А потом что-то произошло и не в нем даже, в небесном пространстве, как бы сузилось, закрыло божественную даль с пребывающими в ней ангелами, сделалось сумрачно и сыро от мягкого снега, обильно падающего с неба. Антоний вздохнул и закрыл глаза, но еще долго стоял в напряжении, ощущаемом его исхудавшим телом, все же время спустя он одолел смутившее и медленно, боясь оскользнуться, спустился с тороса. И тут увидел в изножье ледяной горы большого, серебряно красного тюленя, и не сразу понял, отчего тюлень утерял привычный окрас. Когда же понял, растерялся, растерянность накатила не потому, что лишь теперь лицом к лицу он столкнулся с раненым байкальским тюленем, такие встречи случались и раньше, и всегда вызывали в нем тягостное недоумение. Но теперь к этому чувству примешалось другое, вдруг подумал, что омрачение небесного пространства и тюлень-подранок как-то связаны между собой, и сделано это высшей силой с определенной целью, может, для того, чтобы подтолкнуть его к утайно горькому и жестокому, накапливающемуся в душах, с тем, чтобы, окунувшись в людскую жизнь, он, Антоний, вынес из нее доброе и разумное, еще остающееся в ней.
А небо было черное и студеное, и шел снег, теперь уже затверделый и сухой.

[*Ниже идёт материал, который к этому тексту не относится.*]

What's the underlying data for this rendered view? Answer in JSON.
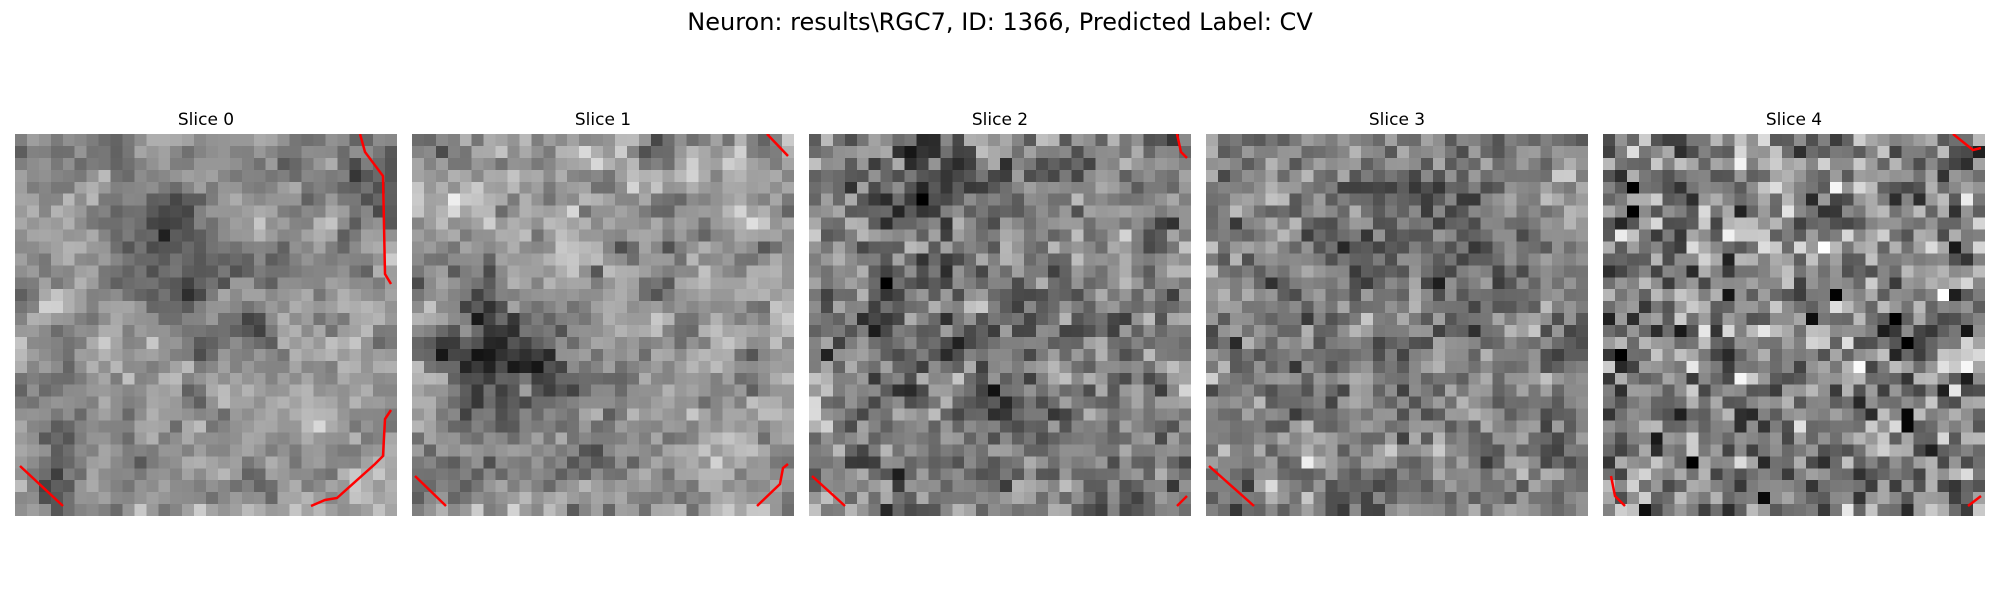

А на желтой льдине неподвижно, отпустив дрожь умирания, лежал тюлень.
12.
Шел Агван-Доржи по придавленному зимней стужей редкому, точно молью изъеденному бензпилами, прибайкальскому лесу, как вдруг увидел висящий на ветвях дерева отливающий мертвой синевой хур. Но не то поразило, что увидел, а что услышал… Струны хура от того ли, что корпус покачивался, биясь о ствол дерева, от чего ли другого, выводили грустную мелодию; и она не была беспризорна, мало что дающая душе странника, показалась знакомой по прежним летам, о которых слабо помнил, смутное что-то, далекое, а вместе притягательное, нередко расталкивающее на сердце, уводящее в горестное ли, тихой ли радостью опахивающее.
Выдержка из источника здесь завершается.